As políticas sociais

Portugal enfrenta vários tipos de condicionantes no que se refere ao desenvolvimento de políticas sociais.  
A primeira condicionante tem a ver com a evolução demográfica. Portugal já tem hoje uma taxa de dependência dos idosos entre as mais elevadas da Europa e a tendência é para o seu agravamento. Os mais idosos estão em situação cada vez mais vulnerável face à solidão, vivem em isolamento nas grandes cidades, com autonomia reduzida, foram retirados da atividade económica e do convívio com os próximos e, muitos deles, estão ameaçados pela pobreza e a exclusão social. O aumento de doenças de evolução prolongada e com elevado grau incapacitante, traduz-se igualmente em mais necessidades de cuidados.  

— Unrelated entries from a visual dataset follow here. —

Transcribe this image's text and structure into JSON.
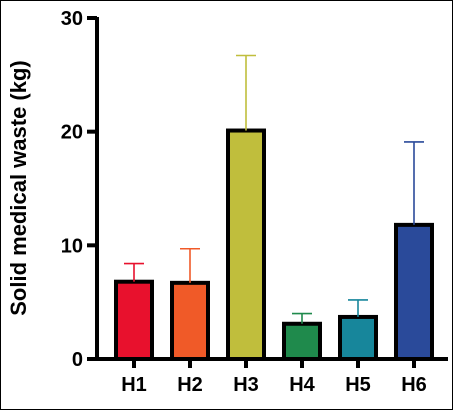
{
  "chart_data": {
    "type": "bar",
    "title": "",
    "xlabel": "",
    "ylabel": "Solid medical waste (kg)",
    "ylim": [
      0,
      30
    ],
    "yticks": [
      0,
      10,
      20,
      30
    ],
    "grid": false,
    "categories": [
      "H1",
      "H2",
      "H3",
      "H4",
      "H5",
      "H6"
    ],
    "values": [
      6.8,
      6.7,
      20.1,
      3.1,
      3.7,
      11.8
    ],
    "error_upper": [
      1.6,
      3.0,
      6.6,
      0.9,
      1.5,
      7.3
    ],
    "colors": [
      "#e8112d",
      "#f05a28",
      "#c0be3c",
      "#1f8a4c",
      "#17869b",
      "#2a4a9a"
    ],
    "errorbar_colors": [
      "#e8112d",
      "#f05a28",
      "#c0be3c",
      "#1f8a4c",
      "#17869b",
      "#2a4a9a"
    ]
  }
}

A segunda condicionante é a pobreza. Em 2012, mais de 25% da população nacional vivia em situação de pobreza, o 12º pior resultado da União Europeia. Este indicador piora quando se tem em conta a população que, apesar de estar empregada, vive com um rendimento abaixo do limiar da pobreza. Neste caso, Portugal é o 7º pior da Europa com quase 10% daqueles que trabalham a viver na pobreza.  
A terceira condicionante do desenvolvimento social tem a ver com as desigualdades de rendimento. Em Portugal, em 2012, o rendimento dos 20% mais ricos era 6 vezes superior ao rendimento dos 20% mais pobres. É o 6º pior resultado da União Europeia.
A quarta condicionante tem a ver com alterações que têm vindo a ser introduzidas na Segurança Social que receio não tenham realmente resolvido o problema de fundo da sua sustentabilidade tendo apenas adiado o mesmo, até porque, com o atual sistema, o principal fator que pode influenciar de forma positiva a sustentabilidade da segurança social é o crescimento económico.
A quinta condicionante tem precisamente a ver com o comportamento dececionante da economia, especialmente na última década, que foi o pior da União Europeia. Esta evolução teve enormes consequências no domínio social, a começar pelo aumento do desemprego para valores dramáticos.
A manter-se esta situação, o que está verdadeiramente em causa é a perda de confiança nos cidadãos vítimas do desemprego e dos que os rodeiam.
É também a perda desse valor essencial que é a liberdade, porque um cidadão que se vê impedido de aceder a instrumentos basilares que lhe permita um relacionamento normal com os seus concidadãos não é um ser livre, nem sente que vive numa sociedade justa.
Tal como disse o Bispo do Porto, D. António Ferreira Gomes: “nem uma sociedade livre sem justiça, nem uma sociedade justa sem liberdade”.